A la salida de la requisa, mientras acabo de ajustarme la falda, encuentro un hombre alto, con uniforme de policía, piel bronceada y unos ojos brillantes que escudriñan a las mujeres de arriba abajo, como diciéndoles: <<Aquí mando yo>>. Unas lo miran desafiantes. Otras lo evaden. Es el mayor Humberto Aparicio, director desde hace un año de la cárcel Modelo de Bogotá-

Después, sigue la larga fila. Los perros pastores esperan por segunda vez la orden: <<¡Suchen!>> (buscar) para olfatear los paquetes, en busca de droga. Más adelante paso por el detector de metales que descubre desde una cremallera hasta un anillo o un alfiler, cosas totalmente prohibidas. Nuevamente los sellos en la piel. Sellos que hacen recordar constantemente a los visitantes que allí hay 3.000 hombres privados de la libertad por diversos motivos.

El patio uno

En La Modelo siempre se ha dicho que los patios uno y cuatro son los más peligrosos, porque allí están los reincidentes, los raponeros, los homicidas, los apartamenteros, los secuestradores… También hay presos políticos que las autoridades distribuyen en diferentes patios para evitar que unidos tomen más fuerza, como sucede en La Picota.

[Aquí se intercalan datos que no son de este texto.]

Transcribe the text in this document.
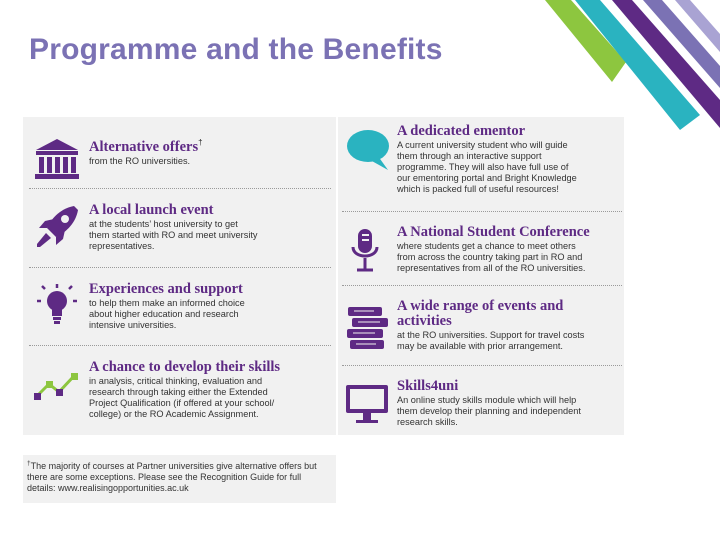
Programme and the Benefits
Alternative offers†
from the RO universities.
A local launch event
at the students’ host university to get
them started with RO and meet university
representatives.
Experiences and support
to help them make an informed choice
about higher education and research
intensive universities.
A chance to develop their skills
in analysis, critical thinking, evaluation and
research through taking either the Extended
Project Qualification (if offered at your school/
college) or the RO Academic Assignment.
A dedicated ementor
A current university student who will guide
them through an interactive support
programme. They will also have full use of
our ementoring portal and Bright Knowledge
which is packed full of useful resources!
A National Student Conference
where students get a chance to meet others
from across the country taking part in RO and
representatives from all of the RO universities.
A wide range of events and activities
at the RO universities. Support for travel costs
may be available with prior arrangement.
Skills4uni
An online study skills module which will help
them develop their planning and independent
research skills.
†The majority of courses at Partner universities give alternative offers but there are some exceptions. Please see the Recognition Guide for full details: www.realisingopportunities.ac.uk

Para llegar al patio uno debo caminar por un largo pasadizo, sin una colilla en el suelo. Paso por las rejas de diferentes patios con manos que se extienden ávidas en espera de una visita que muchas veces no llega. Frenôe a la reja del Patio Uno me detengo. Al entrar quedo en medio de 546 presos, acusados de todos los delitos; 546 hombres, la mayoría solo bajo auto de detención que, por ineficiencia de la justicia, se ha convertido en condena porque no les definen su situación jurídica. Los 546 detenidos, llueva o haga sol, tienen que recibir visitas en un patio atestado de gente, porque solo las parejas tienen permiso de subir a la celda. Las madres, muchas de ellas ancianas, las hermanas, los niños cuando es el primer domingo del mes, deben quedarse abajo. Mientras arriba transcurren las visitas conyugales, también las <<burritas>> (prostitutas) se acuestan con los presos que no tienen visita. <<Jumbo>> es la más famosa, una mujer paisa de enormes proporciones que cobra cien pesos a sus clientes: de quince a treinta cada domingo.

Mandrax y marihuana

De pronto, entre los 546 presos y sus visitantes, descubro a la mujer morena de ojos inmensos y pelo rizado, que hizo fila conmigo junto a los muros de la cárcel, desde las siete de la mañana. La misma que me contó que al amanecer del 27 de agosto la patrulla 565 detuvo a su hombre y dos compinches más con una tula llena de alhajas, producto de un robo a una joyería de El Lago y que después de vaciarles de los bolsillos el dinero sustraído de la registradora, los entregaron a la comisaría de San Fernando, acusándolos de andar sin papeles. <<¿Y las joyas, y el dinero?>>, pregunto. La sonrisa de la mujer se convierte en mueca al decir: <<¡Averígüelo con el teniente y con los policías que detuvieron a mi marido!>>

Ya dentro de la cárcel no quise hablar con ella, porque le había dicho que iba a visitar a un primo y aún no había encontrado a alguien indicado para iniciar la investigación.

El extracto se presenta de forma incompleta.